Histogram and Density Plots¶

Graphical methods offer a visual approach to assessing whether a dataset follows a normal distribution. While these methods are not formal statistical tests, they provide insights that are useful in understanding data distribution.

Overview¶

A histogram is a graphical representation of a dataset's distribution. It divides the data into bins and shows how frequently data points fall into each bin. When the data is normally distributed, the histogram should approximate the familiar bell-shaped curve. A density plot is similar but provides a smooth curve representing the distribution.

Normal Samples with Normal PDF¶

import numpy as np
import matplotlib.pyplot as plt
from scipy import stats

def plot_histogram_with_density(data, figsize=(12, 3)):
    """
    The histogram will show the frequency of data points,
    while the **kernel density estimate (KDE)** line will smooth the histogram
    to give a clearer idea of the data distribution.

    Parameters:
    - data (array-like): The input dataset to plot.
    - figsize (tuple): The size of the plot (width, height).

    Returns:
    - None: Displays the plot.
    """
    # Create the figure and axis
    fig, ax = plt.subplots(figsize=figsize)

    # Plot the histogram with the density curve (KDE)
    _, bins, _ = ax.hist(data, bins=20, density=True, alpha=0.5, label="Data Histogram")

    mu = data.mean()
    sigma = data.std()
    pdf = stats.norm(loc=mu, scale=sigma).pdf(bins)

    ax.plot(bins, pdf, "--r", label="Normal PDF")

    # Customize the appearance: remove top and right spines
    ax.spines["top"].set_visible(False)
    ax.spines["right"].set_visible(False)

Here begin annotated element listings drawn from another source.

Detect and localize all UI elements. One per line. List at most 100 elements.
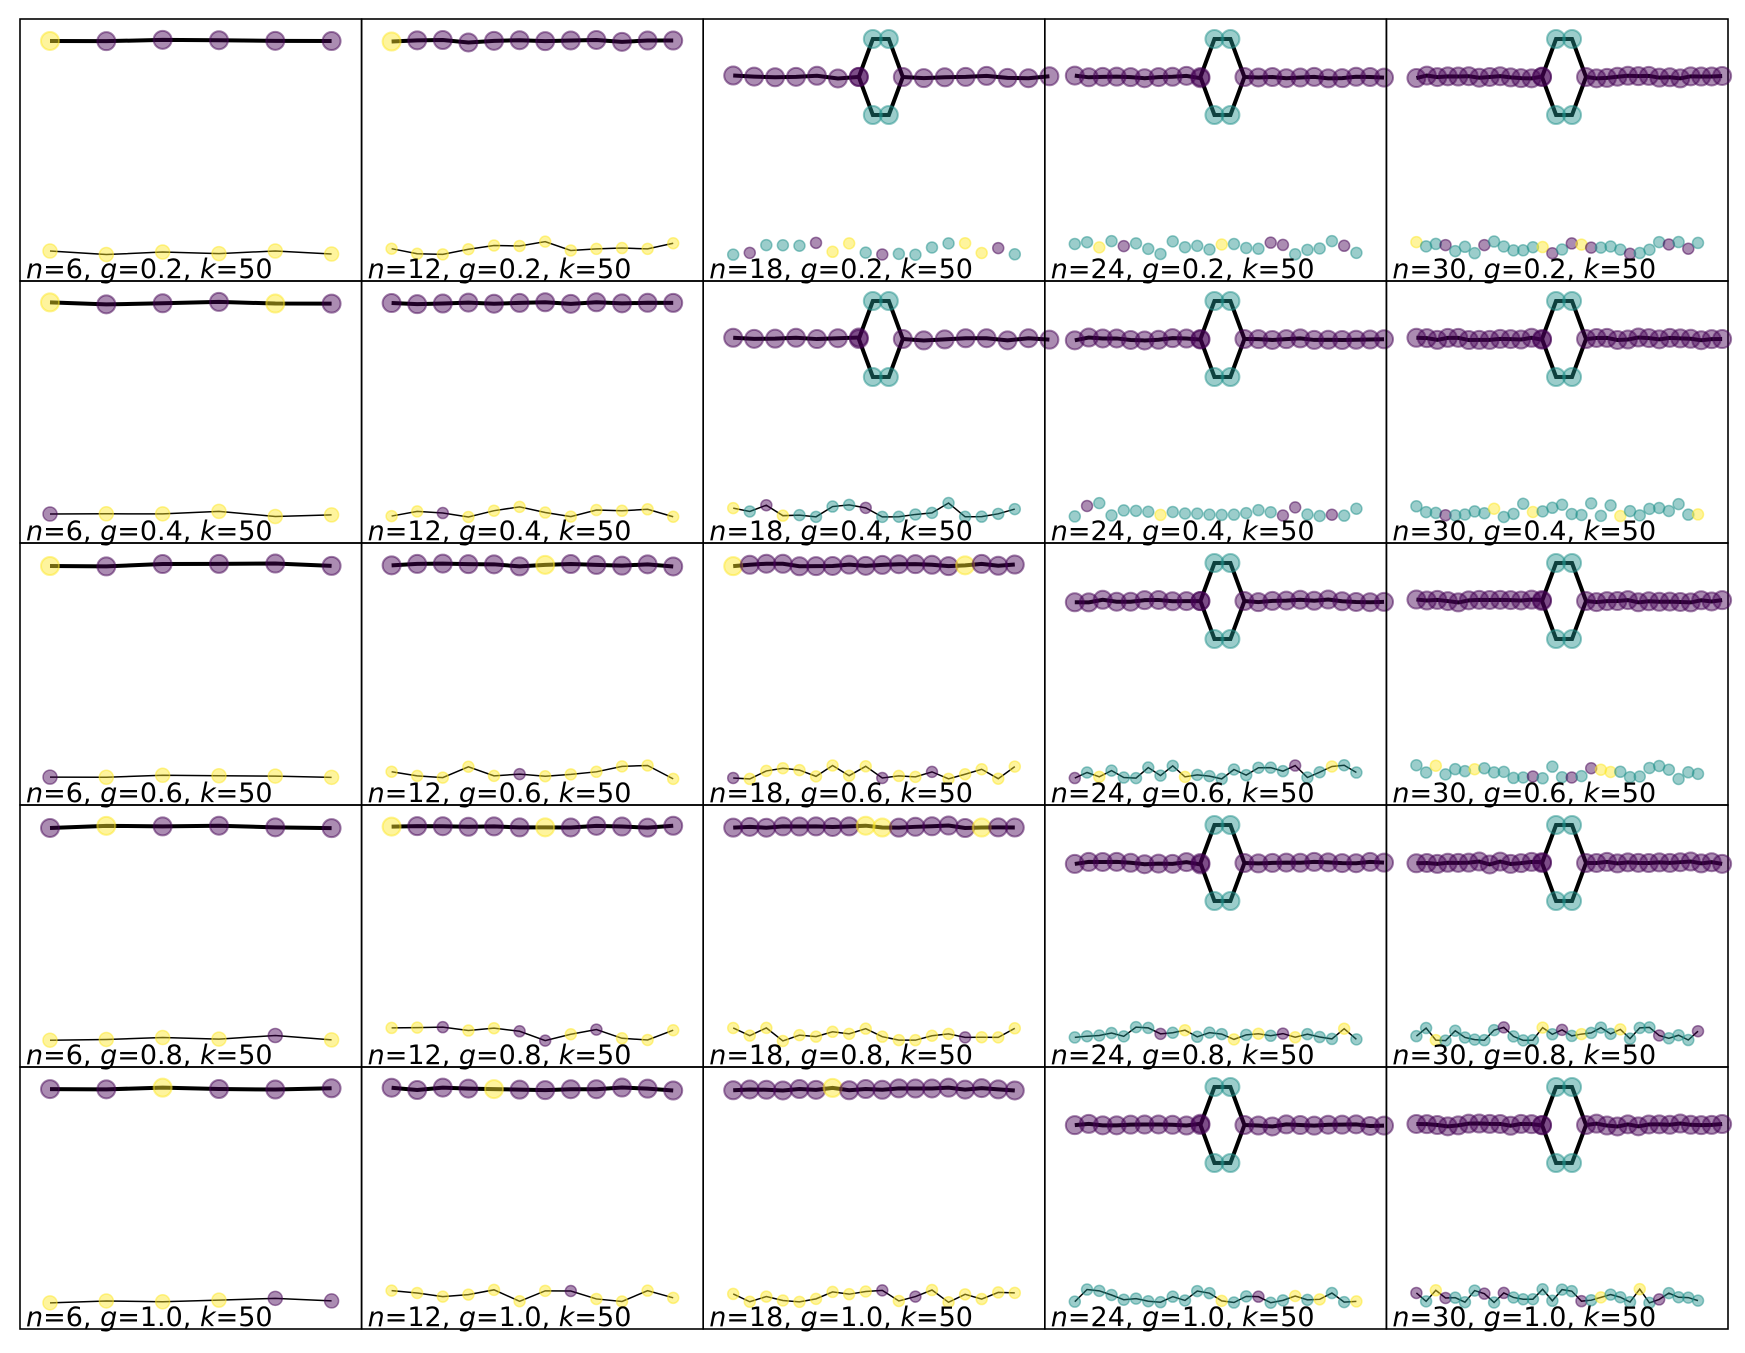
panel-frame	[360, 18, 705, 282]
bottom-node	[776, 1034, 790, 1048]
bottom-node	[826, 245, 839, 259]
bottom-node	[666, 772, 680, 786]
node	[586, 29, 607, 50]
bottom-node	[1276, 1027, 1290, 1040]
bottom-node	[1487, 1296, 1501, 1309]
node	[997, 330, 1018, 351]
node	[96, 556, 117, 577]
node	[1628, 66, 1649, 87]
panel-7: n=12, g=0.4, k=50	[360, 280, 705, 547]
bottom-node	[958, 1288, 972, 1301]
bottom-node	[958, 236, 972, 250]
bottom-node	[1190, 239, 1204, 253]
bottom-node	[842, 769, 856, 782]
node	[913, 68, 934, 89]
node	[432, 1077, 453, 1098]
bottom-node	[1350, 766, 1363, 779]
node	[744, 66, 765, 87]
bottom-node	[1410, 1029, 1423, 1043]
bottom-node	[1691, 508, 1705, 521]
bottom-node	[1068, 771, 1082, 785]
bottom-edge	[1074, 1288, 1357, 1304]
bottom-node	[1672, 235, 1685, 249]
node	[1586, 68, 1607, 89]
node	[321, 555, 342, 576]
node	[1234, 591, 1255, 611]
bottom-node	[1154, 1295, 1167, 1309]
bottom-node	[1313, 242, 1326, 255]
panel-label: n=18, g=0.4, k=50	[709, 516, 973, 547]
node	[1204, 29, 1225, 49]
bottom-node	[876, 771, 889, 785]
node	[1262, 852, 1283, 873]
node	[1332, 330, 1353, 351]
bottom-node	[975, 1030, 988, 1044]
node	[1220, 1077, 1241, 1097]
bottom-node	[1166, 1290, 1179, 1303]
bottom-node	[809, 770, 823, 783]
bottom-node	[1093, 496, 1106, 510]
node	[1374, 591, 1395, 612]
bottom-node	[958, 510, 972, 524]
bottom-node	[726, 248, 740, 261]
bottom-node	[641, 503, 654, 516]
bottom-node	[1516, 1293, 1530, 1306]
node	[381, 293, 402, 314]
node	[1248, 329, 1269, 350]
bottom-node	[859, 1285, 872, 1298]
node	[938, 815, 959, 836]
bottom-node	[1526, 1292, 1540, 1306]
bottom-node	[564, 244, 578, 257]
node	[381, 1077, 402, 1098]
node	[152, 29, 173, 50]
node	[612, 816, 632, 837]
bottom-node	[892, 1033, 906, 1047]
node	[1220, 105, 1241, 125]
bottom-node	[462, 510, 475, 524]
node	[976, 65, 997, 86]
node	[381, 816, 402, 837]
bottom-node	[743, 1295, 757, 1308]
node	[723, 327, 744, 348]
panel-label: n=24, g=0.2, k=50	[1051, 254, 1315, 285]
node	[1220, 29, 1241, 49]
chain-edge	[49, 1085, 332, 1092]
bottom-node	[925, 1029, 939, 1043]
bottom-node	[323, 1032, 340, 1048]
bottom-node	[666, 1291, 680, 1305]
node	[612, 555, 632, 576]
node	[1360, 329, 1381, 350]
node	[855, 815, 876, 836]
bottom-node	[1526, 505, 1540, 519]
node	[1039, 66, 1060, 87]
node	[1638, 853, 1659, 874]
node	[822, 816, 843, 837]
bottom-node	[1458, 240, 1472, 254]
bottom-node	[538, 1284, 552, 1298]
node	[1106, 1115, 1127, 1136]
node	[1701, 66, 1722, 87]
panel-label: n=18, g=0.2, k=50	[709, 254, 973, 285]
panel-2: n=12, g=0.2, k=50	[360, 18, 705, 285]
node	[1680, 1114, 1701, 1135]
node	[872, 554, 893, 575]
node	[1562, 1153, 1583, 1173]
bottom-node	[793, 1028, 806, 1042]
bottom-node	[1536, 1021, 1549, 1034]
node	[208, 553, 229, 574]
node	[637, 1078, 658, 1099]
bottom-edge	[732, 1289, 1015, 1304]
bottom-node	[154, 244, 171, 260]
node	[381, 555, 402, 576]
bottom-node	[1227, 237, 1241, 251]
node	[1018, 68, 1039, 89]
bottom-node	[760, 498, 773, 512]
node	[765, 328, 786, 349]
bottom-node	[1584, 1026, 1598, 1040]
bottom-node	[1203, 243, 1216, 256]
bottom-node	[1142, 505, 1155, 518]
node	[839, 1080, 860, 1101]
bottom-node	[793, 1295, 806, 1309]
node	[1701, 329, 1722, 350]
node	[612, 1077, 632, 1098]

    # Set plot title and labels
    ax.set_title('Histogram with Density Plot')
    ax.set_xlabel('Value')
    ax.set_ylabel('Density')
    ax.legend()

    plt.show()

if __name__ == "__main__":
    np.random.seed(0)
    sample_data = np.random.normal(loc=0, scale=1, size=1000)
    plot_histogram_with_density(sample_data)

When the data is drawn from a normal distribution, the histogram closely matches the overlaid normal PDF curve.

Exponential Samples with Normal PDF¶

import numpy as np
import matplotlib.pyplot as plt
from scipy import stats

def plot_histogram_with_density(data, figsize=(12, 3)):
    """
    Plot histogram with a fitted normal PDF overlay.
    """
    fig, ax = plt.subplots(figsize=figsize)
    _, bins, _ = ax.hist(data, bins=20, density=True, alpha=0.5, label="Data Histogram")

    mu = data.mean()
    sigma = data.std()
    pdf = stats.norm(loc=mu, scale=sigma).pdf(bins)
    ax.plot(bins, pdf, "--r", label="Normal PDF")

    ax.spines["top"].set_visible(False)
    ax.spines["right"].set_visible(False)
    ax.set_title('Histogram with Density Plot')
    ax.set_xlabel('Value')
    ax.set_ylabel('Density')
    ax.legend()
    plt.show()

if __name__ == "__main__":
    np.random.seed(0)
    sample_data = np.random.exponential(scale=1, size=1000)
    plot_histogram_with_density(sample_data)

For exponential data, the histogram is strongly right-skewed and clearly does not match the symmetric normal PDF curve.

Chi-Square Samples with Normal PDF¶

import numpy as np
import matplotlib.pyplot as plt
from scipy import stats

def plot_histogram_with_density(data, figsize=(12, 3)):
    """
    Plot histogram with a fitted normal PDF overlay.
    """
    fig, ax = plt.subplots(figsize=figsize)
    _, bins, _ = ax.hist(data, bins=20, density=True, alpha=0.5, label="Data Histogram")

    mu = data.mean()
    sigma = data.std()
    pdf = stats.norm(loc=mu, scale=sigma).pdf(bins)
    ax.plot(bins, pdf, "--r", label="Normal PDF")

    ax.spines["top"].set_visible(False)
    ax.spines["right"].set_visible(False)
    ax.set_title('Histogram with Density Plot')
    ax.set_xlabel('Value')
    ax.set_ylabel('Density')
    ax.legend()
    plt.show()

if __name__ == "__main__":
    np.random.seed(0)
    sample_data = np.random.chisquare(df=10, size=1000)
    plot_histogram_with_density(sample_data)

Chi-square data with moderate degrees of freedom is moderately right-skewed. The normal PDF provides a rough but imperfect fit, illustrating the importance of formal tests beyond visual inspection.